In the process of executing his winner, the Pole raised questions about Arsenal's resolve, queries that were made all the more pertinent by Napoli's 2-1 victory in Marseille, a result that has made the qualification picture in Group F just that little bit muddier.
"It's going to be tough," said Mikel Arteta, the Arsenal captain. "We knew that it was probably the toughest group in the Champions League, we don't think any different now. We are still capable of going through but we are disappointed to lose the game."
Dortmund had looked lively from kick-off, with Marco Reus supporting Lewandowski as the manager Jurgen Klopp watched on from the stands as he serves his UEFA touchline ban.
The Barclays Premier League leaders had done well to recover from the setback of falling behind to Henrikh Mkhitaryan's drilled opener in the 16th minute after Lewwandowski had seized on Aaron Ramsey's mistake on the edge of his own area to play in the Armenian.
Olivier Giroud's close-range strike sent the teams into the break on level terms, before the substitute Santi Cazorla sent a 20-yard effort against the woodwork.
However, all of their efforts were undone as the German side netted with just eight minutes remaining on the counter-attack when Lewandowski swept home to ruin Arsene Wenger's 64th birthday and leave the Londoners with plenty of work to do if they are to qualify for the knockout stages.
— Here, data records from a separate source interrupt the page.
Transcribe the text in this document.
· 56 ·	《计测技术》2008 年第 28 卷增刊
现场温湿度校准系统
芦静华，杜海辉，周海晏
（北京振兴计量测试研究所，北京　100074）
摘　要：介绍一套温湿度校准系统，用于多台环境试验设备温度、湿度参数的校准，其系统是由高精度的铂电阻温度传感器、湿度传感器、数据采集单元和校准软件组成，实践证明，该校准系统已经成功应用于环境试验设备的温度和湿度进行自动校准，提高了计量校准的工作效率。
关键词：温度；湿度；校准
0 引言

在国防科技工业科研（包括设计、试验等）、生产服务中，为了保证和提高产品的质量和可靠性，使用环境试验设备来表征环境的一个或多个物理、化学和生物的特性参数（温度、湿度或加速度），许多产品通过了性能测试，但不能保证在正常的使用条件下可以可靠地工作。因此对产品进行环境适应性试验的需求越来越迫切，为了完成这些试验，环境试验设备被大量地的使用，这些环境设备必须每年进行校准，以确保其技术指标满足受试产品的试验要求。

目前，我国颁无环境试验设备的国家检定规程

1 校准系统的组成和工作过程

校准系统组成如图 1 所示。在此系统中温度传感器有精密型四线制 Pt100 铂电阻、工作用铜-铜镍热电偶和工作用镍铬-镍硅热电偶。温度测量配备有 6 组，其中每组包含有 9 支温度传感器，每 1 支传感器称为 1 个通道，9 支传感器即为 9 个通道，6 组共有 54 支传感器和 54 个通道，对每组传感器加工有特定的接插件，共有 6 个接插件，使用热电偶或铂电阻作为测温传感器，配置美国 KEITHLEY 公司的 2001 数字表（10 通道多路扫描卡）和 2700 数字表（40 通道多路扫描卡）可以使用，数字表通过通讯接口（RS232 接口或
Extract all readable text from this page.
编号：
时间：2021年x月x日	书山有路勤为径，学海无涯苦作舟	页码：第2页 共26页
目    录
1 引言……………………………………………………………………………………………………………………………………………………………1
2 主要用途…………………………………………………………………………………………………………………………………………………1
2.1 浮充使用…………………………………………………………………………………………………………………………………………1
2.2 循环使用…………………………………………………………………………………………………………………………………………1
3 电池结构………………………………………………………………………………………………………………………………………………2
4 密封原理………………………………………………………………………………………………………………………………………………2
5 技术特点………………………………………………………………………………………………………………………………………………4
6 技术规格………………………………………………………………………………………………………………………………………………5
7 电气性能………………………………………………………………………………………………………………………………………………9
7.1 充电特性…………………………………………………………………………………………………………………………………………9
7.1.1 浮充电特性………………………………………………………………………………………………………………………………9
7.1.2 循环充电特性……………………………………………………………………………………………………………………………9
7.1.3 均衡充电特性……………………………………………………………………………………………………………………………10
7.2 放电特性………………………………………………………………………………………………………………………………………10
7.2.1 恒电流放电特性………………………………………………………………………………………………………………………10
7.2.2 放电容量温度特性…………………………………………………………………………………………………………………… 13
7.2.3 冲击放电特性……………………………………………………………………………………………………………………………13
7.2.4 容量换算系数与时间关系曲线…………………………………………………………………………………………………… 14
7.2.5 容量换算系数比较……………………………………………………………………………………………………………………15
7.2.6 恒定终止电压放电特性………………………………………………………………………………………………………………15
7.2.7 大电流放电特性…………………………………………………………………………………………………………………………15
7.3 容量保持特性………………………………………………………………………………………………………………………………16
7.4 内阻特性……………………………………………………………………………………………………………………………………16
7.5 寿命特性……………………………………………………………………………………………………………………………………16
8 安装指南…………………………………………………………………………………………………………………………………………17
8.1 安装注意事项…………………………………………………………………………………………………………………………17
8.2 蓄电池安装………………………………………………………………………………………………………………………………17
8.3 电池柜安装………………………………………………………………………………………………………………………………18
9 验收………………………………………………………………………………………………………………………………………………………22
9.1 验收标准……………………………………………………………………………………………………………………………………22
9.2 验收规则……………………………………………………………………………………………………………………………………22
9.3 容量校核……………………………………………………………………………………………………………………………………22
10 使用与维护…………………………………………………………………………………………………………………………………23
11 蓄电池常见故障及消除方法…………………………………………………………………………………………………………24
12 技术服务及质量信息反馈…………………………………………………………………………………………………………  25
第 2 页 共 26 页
Arteta preferred to concentrate on the postives of Arsenal's performance rather than the significance of the result.
"I think we played some really good stuff and we were unlucky to concede the goal when I thought we were playing the better football," he said. "We did the hardest bit to score just before half-time and I thought that we had control of the game and were creating the better chances, we just got caught on the counter attack.
"I think we kept them really quiet but obviously they got that chance and they scored."